2.5.1. Sale of Items of Equipment or Lease Termination. In the
event that Lessee purchases Borrower's rights and interests to and in any Item
of Equipment pursuant to the Lease Agreement, on the Floating Payment Date on
which such purchase occurs, Borrower shall prepay and apply, and there shall
become due and payable on such Floating Payment Date the principal amount of
each Tranche B Loan equal to the pro rata portion (based on the aggregate
outstanding principal balances of all Tranche B Loans) of the Tranche B
Component of such Item of Equipment and all accrued and unpaid interest thereon;
provided however, if an Item of Equipment is sold pursuant to Section 28.4.3 of
the Lease Agreement and the aggregate Acquisition Costs of all Items at the time
being sold under such Section is less than the Equity Redemption Target or Net
Proceeds Redemption Target as the case may be then the principal amount of the
Tranche B Loans to be pre-paid under this Section 2.5.1 shall be reduced by the
amount of such shortfall.
2.5.2. Other Termination of Lease Agreement. If the Lease
Agreement is terminated with respect to any Item of Equipment (other than with
respect to an item of Replaced Equipment) on any date other than the Scheduled
Termination Date, Borrower shall prepay and apply, and there shall become due
and payable on such date the principal amount of each Tranche B Loan equal to
the pro rata portion (based on the aggregate outstanding principal balances of
all Tranche B Loans) of the Tranche B Component of such Item of Equipment, all
accrued and unpaid interest thereon and related Breakage Costs, if any.
2.6. Application of Prepayments.
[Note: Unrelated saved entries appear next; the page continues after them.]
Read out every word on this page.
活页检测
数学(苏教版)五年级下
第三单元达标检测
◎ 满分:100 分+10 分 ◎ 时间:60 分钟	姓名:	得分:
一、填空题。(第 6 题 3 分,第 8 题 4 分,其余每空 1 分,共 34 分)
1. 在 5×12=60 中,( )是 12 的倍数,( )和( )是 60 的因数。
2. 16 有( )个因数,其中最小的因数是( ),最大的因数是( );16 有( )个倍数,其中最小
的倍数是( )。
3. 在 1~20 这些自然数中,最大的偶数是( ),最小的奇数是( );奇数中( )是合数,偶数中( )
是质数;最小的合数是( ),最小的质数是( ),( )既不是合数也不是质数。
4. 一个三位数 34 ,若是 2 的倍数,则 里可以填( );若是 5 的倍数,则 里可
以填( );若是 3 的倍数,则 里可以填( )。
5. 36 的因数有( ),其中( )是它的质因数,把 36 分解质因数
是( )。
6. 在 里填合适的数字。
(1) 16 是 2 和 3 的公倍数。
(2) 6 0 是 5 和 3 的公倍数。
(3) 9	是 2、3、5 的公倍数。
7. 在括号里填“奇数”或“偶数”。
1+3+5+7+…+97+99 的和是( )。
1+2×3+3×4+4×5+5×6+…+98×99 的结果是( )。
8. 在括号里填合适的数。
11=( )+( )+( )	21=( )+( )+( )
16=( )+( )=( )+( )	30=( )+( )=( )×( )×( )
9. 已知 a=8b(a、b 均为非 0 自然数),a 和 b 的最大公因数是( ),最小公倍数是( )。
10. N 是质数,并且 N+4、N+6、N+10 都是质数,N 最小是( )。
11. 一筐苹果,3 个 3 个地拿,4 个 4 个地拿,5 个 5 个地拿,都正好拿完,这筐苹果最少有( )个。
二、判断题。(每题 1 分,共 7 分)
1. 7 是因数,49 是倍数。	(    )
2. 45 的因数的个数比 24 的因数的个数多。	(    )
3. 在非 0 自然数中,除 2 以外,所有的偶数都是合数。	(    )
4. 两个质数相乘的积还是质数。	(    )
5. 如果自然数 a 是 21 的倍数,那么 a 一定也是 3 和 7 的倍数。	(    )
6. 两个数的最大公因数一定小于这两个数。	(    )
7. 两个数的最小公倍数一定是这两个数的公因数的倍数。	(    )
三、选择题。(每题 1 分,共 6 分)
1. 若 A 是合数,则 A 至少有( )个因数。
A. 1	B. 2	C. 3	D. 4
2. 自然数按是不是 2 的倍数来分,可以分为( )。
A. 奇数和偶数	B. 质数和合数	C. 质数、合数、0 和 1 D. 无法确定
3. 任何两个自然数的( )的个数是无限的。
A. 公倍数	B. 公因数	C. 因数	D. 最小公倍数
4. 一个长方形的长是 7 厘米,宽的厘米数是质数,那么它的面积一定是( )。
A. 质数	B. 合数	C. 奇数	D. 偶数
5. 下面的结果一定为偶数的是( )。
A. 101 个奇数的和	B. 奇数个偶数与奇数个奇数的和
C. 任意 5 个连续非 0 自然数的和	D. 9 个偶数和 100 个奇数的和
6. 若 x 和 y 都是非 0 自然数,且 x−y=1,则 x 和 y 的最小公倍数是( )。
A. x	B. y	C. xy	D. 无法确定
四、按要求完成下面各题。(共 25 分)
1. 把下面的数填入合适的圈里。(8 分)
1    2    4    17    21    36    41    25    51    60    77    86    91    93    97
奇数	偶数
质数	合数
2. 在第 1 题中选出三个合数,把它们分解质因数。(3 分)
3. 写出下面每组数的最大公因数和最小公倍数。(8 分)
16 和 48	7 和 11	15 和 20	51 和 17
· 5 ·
The amount of any prepayment received
by any Tranche B Lender pursuant to Section 2.5 shall be applied (i) first, to
the payment of Breakage Costs, if any, (ii) second, to the payment of interest
calculated subject to the last sentence of Section 2.3.5 at the Overdue Rate on
all amounts owed to such Tranche B Lender under the Operative Documents and past
due, if any, calculated from the dates due, to the date of such prepayment,
(iii) third, to the payment of accrued but unpaid interest on principal amount
being prepaid as of the date of such prepayment, (iv) fourth, to the payment of
any other amounts then due to such Tranche B Lender under the Operative
Documents for accrued Taxes, increased costs under Section 2.7 and any other
amounts then due other than principal, and (v) fifth, to the payment of all
principal amounts then due to such Tranche B Lender.
2.7. Increased Costs, Illegality, etc.
(a) In the event that Administrative Agent in the case of (i)
below or any Tranche B Lender in the case of (ii) or (iii) below shall have
determined (which determination shall, absent manifest error, be final and
conclusive and binding upon all parties hereto but, with respect to clause (i)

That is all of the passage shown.